David Cameron’s co-operative proposal should be judged on its merits. But mutual solutions must empower parents, patients, pupils and service users.
Veteran stalwarts of the Co-operative Movement may not be able to stifle a wry smile after seeing the Conservative pledge to give public-sector employees the right to form worker co-operatives, as covered on Left Foot Forward yesterday. They would quite rightly remember that when in Government, the Conservative Party abolished the National Co-operative Development Agency, which during its ten years of existence created almost 2,000 worker co-operatives and 25,000 jobs in the private sector. Not to mention their gross act of economic vandalism in facilitating the demutualisation of more than two thirds of the building society movement when they were last in power.

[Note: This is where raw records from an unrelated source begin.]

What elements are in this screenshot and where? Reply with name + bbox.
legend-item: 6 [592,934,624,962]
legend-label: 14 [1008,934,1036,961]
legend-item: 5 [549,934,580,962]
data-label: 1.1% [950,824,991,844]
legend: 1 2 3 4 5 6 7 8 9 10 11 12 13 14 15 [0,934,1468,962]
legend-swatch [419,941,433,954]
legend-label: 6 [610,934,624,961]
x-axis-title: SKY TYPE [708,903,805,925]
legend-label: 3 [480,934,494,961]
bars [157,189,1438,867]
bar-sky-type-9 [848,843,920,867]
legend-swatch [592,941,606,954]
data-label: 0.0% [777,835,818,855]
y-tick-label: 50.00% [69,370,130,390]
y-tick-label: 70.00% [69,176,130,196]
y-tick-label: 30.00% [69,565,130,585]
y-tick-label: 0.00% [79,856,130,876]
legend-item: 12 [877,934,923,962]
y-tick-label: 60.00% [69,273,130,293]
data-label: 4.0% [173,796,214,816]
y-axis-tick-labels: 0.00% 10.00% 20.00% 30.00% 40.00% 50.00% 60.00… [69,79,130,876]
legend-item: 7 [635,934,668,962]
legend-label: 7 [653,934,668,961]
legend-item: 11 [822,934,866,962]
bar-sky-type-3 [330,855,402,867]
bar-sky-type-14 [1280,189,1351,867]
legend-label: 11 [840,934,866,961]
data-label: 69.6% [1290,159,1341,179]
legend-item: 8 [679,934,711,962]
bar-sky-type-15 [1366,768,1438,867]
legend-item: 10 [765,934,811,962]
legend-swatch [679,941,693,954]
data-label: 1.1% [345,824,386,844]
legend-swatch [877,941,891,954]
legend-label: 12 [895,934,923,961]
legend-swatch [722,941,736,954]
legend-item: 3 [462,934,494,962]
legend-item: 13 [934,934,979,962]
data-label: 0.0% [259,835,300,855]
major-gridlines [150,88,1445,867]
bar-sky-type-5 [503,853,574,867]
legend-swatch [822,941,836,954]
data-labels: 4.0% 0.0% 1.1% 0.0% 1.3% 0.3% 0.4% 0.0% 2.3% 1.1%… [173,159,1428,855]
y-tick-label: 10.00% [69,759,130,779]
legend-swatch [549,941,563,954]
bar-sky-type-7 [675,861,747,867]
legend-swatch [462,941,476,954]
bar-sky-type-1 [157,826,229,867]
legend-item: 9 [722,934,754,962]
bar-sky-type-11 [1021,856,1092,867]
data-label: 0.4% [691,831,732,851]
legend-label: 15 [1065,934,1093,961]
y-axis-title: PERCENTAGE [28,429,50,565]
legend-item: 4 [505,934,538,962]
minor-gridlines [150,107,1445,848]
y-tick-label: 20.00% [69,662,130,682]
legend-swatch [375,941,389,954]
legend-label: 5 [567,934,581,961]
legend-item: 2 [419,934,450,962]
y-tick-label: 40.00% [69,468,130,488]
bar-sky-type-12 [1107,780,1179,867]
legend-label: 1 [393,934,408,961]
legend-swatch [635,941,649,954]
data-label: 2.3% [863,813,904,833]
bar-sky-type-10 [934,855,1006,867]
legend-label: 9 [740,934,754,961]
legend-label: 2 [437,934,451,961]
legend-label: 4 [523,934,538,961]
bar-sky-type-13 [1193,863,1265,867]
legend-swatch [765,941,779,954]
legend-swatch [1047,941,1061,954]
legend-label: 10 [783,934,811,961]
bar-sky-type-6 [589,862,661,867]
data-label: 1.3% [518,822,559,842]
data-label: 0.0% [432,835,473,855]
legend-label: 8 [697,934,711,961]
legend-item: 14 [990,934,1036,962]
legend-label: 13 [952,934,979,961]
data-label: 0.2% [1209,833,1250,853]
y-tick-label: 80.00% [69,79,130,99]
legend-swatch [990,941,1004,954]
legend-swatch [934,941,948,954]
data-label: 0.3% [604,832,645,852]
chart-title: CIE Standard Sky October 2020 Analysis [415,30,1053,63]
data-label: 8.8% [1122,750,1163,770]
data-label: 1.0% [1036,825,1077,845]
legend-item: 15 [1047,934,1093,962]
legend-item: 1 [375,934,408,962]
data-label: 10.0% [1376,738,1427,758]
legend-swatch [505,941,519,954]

But to be generous, as argued previously on this blog, we should judge Conservative proposals on their merits, rather than their past record. Yet another hastily improvised policy on the hoof has shown the Conservatives to be “completely clueless” on co-operatives. They don’t understand the great strides that have already been taken in public services, nor the underlying philosophy behind public sector mutualism.
Worker co-operatives and employee ownership do certainly have something to offer. Giving employees a stake in their business provides workers with economic gains and creates companies that are responsive to their frontline staff. Firms where members of staff have a big ownership stake and a say in decisions do not just create happier workers, they also make more productive businesses. These organisations thrive across a range of sectors, and can provide a better and more stable future for our economy.
But public sector mutualism is not just about giving workers power – but all of us, not just as employees – but also as parents, patients, pupils and service users. This is where the Government’s track record on mutualism speaks for itself. As a result of partnership between the Labour and Co-operative Parties over the last twelve years, there are more than 1.5 million members of new mutuals across public services. Largely, these are not just run by employees – but allow everyone involved in the organisation, be they parents, patients, workers or pupils – a real say over how they are run.
There are now 126 foundation trust hospitals with over a million members drawn from patients, employees, carers and the wider community. There are over 25 co-operative trust schools, with a target of more than 200 by September, which give parents, pupils and staff real control over the school and its ethos.
All of us want to see services built on the experiences of frontline staff, but they should be built on our experiences as service users as well – as they are at UCLH, my local hospital. Moving to the mutual model has changed the way that it is run, making it more responsive to the community that I live in and more focused on the needs of its patients. It resulted in the creation of a ‘patient experience’ working group that draws on the experiences of employees and users to tackle issues like the quality of food and time spent waiting on the phone – all of which had been traditional sources of discontent, yet often too low down in managerial priorities to be tackled effectively.
It’s not impossible that employee co-operatives could do this – in much the same way as it’s not impossible for the state to do it either. But there is not the same mechanism for engagement with the community that allows it to build on the needs of users, as well as the frontline experience of staff.
One may want to ask David Cameron what he is going to do about the public sector mutuals that already exist. Does his new announcement mean that he is going to take our rights as patients and parents away from us and place them solely in the hand of workers? Is he really going to tell more than 1.3 million members of NHS Foundation Trusts that their services are no longer required?
Essentially when we’re talking about public money, it’s important that the public have a real say over how they’re run – and can make sure that public sector organisations are run in all of our interests, rather than the narrow sectional interests of one stakeholder against the other.
And once you get into the detail of the proposals, they seem to get even murkier, with their avowed intent to allow co-operatives to go into joint venture with outside organisations, and give them a share of the revenues. While these proposals lack the specificity that one would expect from a serious political party, there is a concern that this could just be a route to enabling significant revenues to go into the hands of the shareholders of private businesses rather than being reinvested in providing a better service for taxpayers and users.
For over 80 years the Labour and Co-operative Parties have stood for giving economic and political power to everyone in our society, and employee ownership is an important part of that. But the mutual solutions that we proposed are based on the experience of a movement that has been around for 150 years, rather than the need for something to say to decontaminate our brand. If mutualism is going to be one of the key battlegrounds of the next election – progressives from the Labour Movement will have nothing to fear.
Our guest writer is Robbie Erbmann, Policy Officer at The Co-operative Party
There’s an interesting critique of the Conservative plans at Stumbling and Mumbling by Chris Dillow, who has in the past argued for public service delivery by co-ops.